Кризисы, конечно, неприятная штука, но надо сказать, что внимание, которое мой муж вдруг начал на меня изливать, оказалось не только приятным, но и очень неожиданным подарком. Я даже начала подумывать, что не так уж и плохо было все, что случилось. Да, с точки зрения моего грехопадения все было ужасно, но… Все же кончилось! А теперь мой Костик ведет себя как ангел, спустившийся на землю. Да и я не собиралась его больше обманывать и намерена хранить ему верность.
– Больше никогда? – хмыкала Динка, слыша от меня подобные вещи. – Знаешь, сколько раз я такое слышала?
– Сколько? – неуверенно переспросила я. Мне было как-то неуютно понимать, что таких, как я, много.
– Когда люди не могут оплатить услуг, они тоже бегают и говорят, что больше никогда не будут лечиться в кредит. И ничего – приходят и лечатся. Потому что лечиться, не заворачивая каждый раз после пилинга или эпиляции в кассу – это приятно.
– И что? – разозлилась я.
– А то! Измена – это тоже своего рода счастье в кредит, – умничала Динка. – Ты получаешь эмоции, за которые потом придется платить чувством вины. Но в самом процессе тебе так хорошо, что о последствиях просто не думаешь.

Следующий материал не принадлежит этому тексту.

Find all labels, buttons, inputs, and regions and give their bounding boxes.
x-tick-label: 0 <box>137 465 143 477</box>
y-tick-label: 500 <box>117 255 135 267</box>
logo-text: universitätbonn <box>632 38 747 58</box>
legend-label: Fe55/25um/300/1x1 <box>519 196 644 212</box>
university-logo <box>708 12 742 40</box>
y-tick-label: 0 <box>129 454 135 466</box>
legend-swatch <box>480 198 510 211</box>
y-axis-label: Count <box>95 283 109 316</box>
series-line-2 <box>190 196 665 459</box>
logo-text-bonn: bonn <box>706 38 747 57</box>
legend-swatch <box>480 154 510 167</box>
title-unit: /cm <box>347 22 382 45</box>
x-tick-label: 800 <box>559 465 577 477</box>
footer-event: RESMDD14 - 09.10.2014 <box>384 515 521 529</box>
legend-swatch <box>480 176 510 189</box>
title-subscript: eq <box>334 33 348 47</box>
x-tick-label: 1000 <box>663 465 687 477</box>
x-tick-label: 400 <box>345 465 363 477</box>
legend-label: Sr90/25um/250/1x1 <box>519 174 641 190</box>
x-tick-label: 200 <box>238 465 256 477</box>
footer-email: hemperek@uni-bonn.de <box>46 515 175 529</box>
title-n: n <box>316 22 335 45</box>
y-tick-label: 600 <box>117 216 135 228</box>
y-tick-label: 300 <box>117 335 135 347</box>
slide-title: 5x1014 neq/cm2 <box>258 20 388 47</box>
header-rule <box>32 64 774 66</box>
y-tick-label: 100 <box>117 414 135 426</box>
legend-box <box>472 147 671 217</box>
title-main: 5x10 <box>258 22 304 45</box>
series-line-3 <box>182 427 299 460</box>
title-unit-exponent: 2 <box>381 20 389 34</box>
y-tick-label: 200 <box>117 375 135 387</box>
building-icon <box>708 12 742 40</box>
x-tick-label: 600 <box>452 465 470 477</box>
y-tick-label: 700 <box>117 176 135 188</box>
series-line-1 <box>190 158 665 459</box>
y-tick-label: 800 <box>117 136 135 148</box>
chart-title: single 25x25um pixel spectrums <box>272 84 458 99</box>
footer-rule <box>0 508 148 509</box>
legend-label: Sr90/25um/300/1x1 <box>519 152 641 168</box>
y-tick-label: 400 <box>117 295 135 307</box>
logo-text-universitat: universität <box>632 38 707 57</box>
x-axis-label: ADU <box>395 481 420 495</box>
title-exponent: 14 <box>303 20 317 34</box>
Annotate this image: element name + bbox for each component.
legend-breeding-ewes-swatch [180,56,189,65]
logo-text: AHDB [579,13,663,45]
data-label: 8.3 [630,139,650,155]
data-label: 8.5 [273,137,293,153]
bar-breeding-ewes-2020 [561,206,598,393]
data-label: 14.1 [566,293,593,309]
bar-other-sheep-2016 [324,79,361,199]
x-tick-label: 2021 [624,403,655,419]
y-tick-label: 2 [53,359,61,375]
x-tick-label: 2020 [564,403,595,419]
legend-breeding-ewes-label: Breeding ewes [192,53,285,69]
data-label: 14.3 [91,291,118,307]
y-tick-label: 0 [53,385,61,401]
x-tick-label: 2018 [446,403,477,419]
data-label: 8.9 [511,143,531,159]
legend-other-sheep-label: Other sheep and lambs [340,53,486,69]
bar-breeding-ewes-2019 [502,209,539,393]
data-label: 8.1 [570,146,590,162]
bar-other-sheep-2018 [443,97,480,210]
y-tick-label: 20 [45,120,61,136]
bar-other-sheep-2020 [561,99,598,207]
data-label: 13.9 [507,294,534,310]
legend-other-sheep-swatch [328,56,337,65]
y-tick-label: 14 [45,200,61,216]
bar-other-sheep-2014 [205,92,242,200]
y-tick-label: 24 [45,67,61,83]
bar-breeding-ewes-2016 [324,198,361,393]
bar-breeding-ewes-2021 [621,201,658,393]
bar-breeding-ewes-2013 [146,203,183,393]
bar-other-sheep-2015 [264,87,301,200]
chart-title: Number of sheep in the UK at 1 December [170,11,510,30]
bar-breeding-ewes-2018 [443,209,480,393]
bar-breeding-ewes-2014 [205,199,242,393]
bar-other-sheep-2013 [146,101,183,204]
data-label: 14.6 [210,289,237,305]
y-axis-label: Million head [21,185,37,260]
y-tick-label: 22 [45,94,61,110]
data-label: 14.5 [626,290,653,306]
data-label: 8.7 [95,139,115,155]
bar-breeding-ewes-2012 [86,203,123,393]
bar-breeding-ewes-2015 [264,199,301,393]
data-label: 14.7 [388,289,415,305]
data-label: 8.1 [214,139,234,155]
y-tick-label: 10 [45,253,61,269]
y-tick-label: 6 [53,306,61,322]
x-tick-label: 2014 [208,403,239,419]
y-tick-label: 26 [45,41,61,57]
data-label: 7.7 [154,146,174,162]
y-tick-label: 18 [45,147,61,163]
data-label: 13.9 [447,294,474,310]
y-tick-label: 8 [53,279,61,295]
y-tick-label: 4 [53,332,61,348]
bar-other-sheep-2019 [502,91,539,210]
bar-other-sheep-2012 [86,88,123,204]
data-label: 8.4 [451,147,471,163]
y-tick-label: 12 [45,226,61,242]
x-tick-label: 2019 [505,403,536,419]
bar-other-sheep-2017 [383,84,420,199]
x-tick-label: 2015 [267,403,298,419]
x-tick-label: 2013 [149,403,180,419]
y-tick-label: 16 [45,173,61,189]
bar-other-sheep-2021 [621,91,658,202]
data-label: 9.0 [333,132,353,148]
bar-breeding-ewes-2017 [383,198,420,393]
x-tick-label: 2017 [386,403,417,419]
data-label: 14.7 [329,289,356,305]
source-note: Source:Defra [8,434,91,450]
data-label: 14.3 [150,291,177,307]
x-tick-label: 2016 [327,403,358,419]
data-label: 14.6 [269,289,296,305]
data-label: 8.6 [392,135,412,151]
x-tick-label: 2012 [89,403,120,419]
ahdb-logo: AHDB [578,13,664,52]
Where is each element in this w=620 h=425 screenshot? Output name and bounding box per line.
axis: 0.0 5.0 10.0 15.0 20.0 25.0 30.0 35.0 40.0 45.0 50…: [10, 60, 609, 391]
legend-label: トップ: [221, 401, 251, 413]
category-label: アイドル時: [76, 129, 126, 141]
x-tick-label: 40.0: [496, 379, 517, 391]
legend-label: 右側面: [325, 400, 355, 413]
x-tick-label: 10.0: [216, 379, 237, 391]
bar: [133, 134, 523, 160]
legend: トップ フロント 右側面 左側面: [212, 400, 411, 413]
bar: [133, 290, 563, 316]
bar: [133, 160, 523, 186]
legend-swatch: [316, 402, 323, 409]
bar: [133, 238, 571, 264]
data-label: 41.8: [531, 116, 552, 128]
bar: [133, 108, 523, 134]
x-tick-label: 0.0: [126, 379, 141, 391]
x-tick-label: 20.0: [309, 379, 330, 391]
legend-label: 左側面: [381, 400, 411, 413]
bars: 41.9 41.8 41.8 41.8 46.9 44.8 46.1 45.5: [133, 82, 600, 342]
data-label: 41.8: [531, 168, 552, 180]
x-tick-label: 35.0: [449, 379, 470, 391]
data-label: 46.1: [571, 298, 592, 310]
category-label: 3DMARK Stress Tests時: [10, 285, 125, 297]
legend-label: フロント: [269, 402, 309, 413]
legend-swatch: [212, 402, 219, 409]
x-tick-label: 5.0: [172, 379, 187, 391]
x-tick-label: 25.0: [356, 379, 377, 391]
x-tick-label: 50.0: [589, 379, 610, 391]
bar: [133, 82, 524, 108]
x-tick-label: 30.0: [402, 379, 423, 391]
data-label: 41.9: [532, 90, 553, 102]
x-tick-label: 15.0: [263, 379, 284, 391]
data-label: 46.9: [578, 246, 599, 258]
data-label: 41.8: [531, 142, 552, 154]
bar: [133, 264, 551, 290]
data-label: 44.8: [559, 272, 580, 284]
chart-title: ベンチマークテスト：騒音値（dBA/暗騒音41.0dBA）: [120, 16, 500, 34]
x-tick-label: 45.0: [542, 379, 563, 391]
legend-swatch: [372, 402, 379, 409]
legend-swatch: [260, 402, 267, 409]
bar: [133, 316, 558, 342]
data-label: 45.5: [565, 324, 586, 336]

– Гадюка, – разрыдалась я. Потому что мысль, что мир устроен таким нелицеприятным образом, почему-то расстроила меня. Очень расстроила.
– Слушай, а почему ты все время ревешь? – удивилась Динка. – Стресс?
– А то! Все жду этот ваш гроб с разрушенной башней, – пояснила я ей свое поведение.
Динка задумалась.
– Нет. Я тебя разную видала. И в горе, и в радости. И в большом горе, – напряженно кусала губы она. – Да о чем мы говорим! Я тебя видала, даже когда ты пыталась сдать на права.
– Я бы попросила! – моментально ощетинилась я.
Дело в том, что это была слишком болезненная тема. Когда-то, когда мы с Динкой только начинали наше победное шествие по Москве, у нас была золотая мечта. Мы хотели заполучить под собственные попы по четыре колеса. Для чего ходили даже в автошколу, где нас пытались научить тормозить за двадцать сантиметров до бетонной стены, настраивать радиоприемник на нужную частоту и материться в открытое окно. Программу автошколы я прошла на ура. Хотя толку от этого было мало. Далее следовал собственно экзамен, где оказалось, что мое умение строить глазки не срабатывает, а грузный гибэдэдэшник с явными признаками аритмии совершенно спокоен к женским коленкам. Единственное, что его возбуждало, – триста долларов, при виде которых он давал права всем желающим.
Триста долларов мне было жалко, и я решила рискнуть. Меня посадили за руль старенькой «шестерки», Динку, которая была следующей, посадили на заднее сиденье еще с одним любителем бесплатных прав. Дальше я лихо завела двигатель, в течение минуты умудрилась набрать скорость сорок километров в час, после чего (не сбавляя скорости) попыталась развернуться. Вылетела на встречную полосу, а дальше (по рассказам очевидцев) бросила руль, закрыла глаза руками и принялась визжать. Все, как и положено блондинке. Дудикова сидела с белым, как снег в Альпах, лицом. Гибэдэдэшник орал. От столкновения с летящим по встречной полосе джипом нас спасло только чудо и изворотливость водителя упомянутого джипа. Он, кстати, потом показал, что настоящий профессионал – матерился из открытого окна так, что уши вяли даже у гибэдэдэшника. Я была практически первой и единственной, кому он отказался дать права даже за триста долларов. Хотя Динке он их прекрасным образом продал. Так что, как вы понимаете, я не очень любила об этом вспоминать.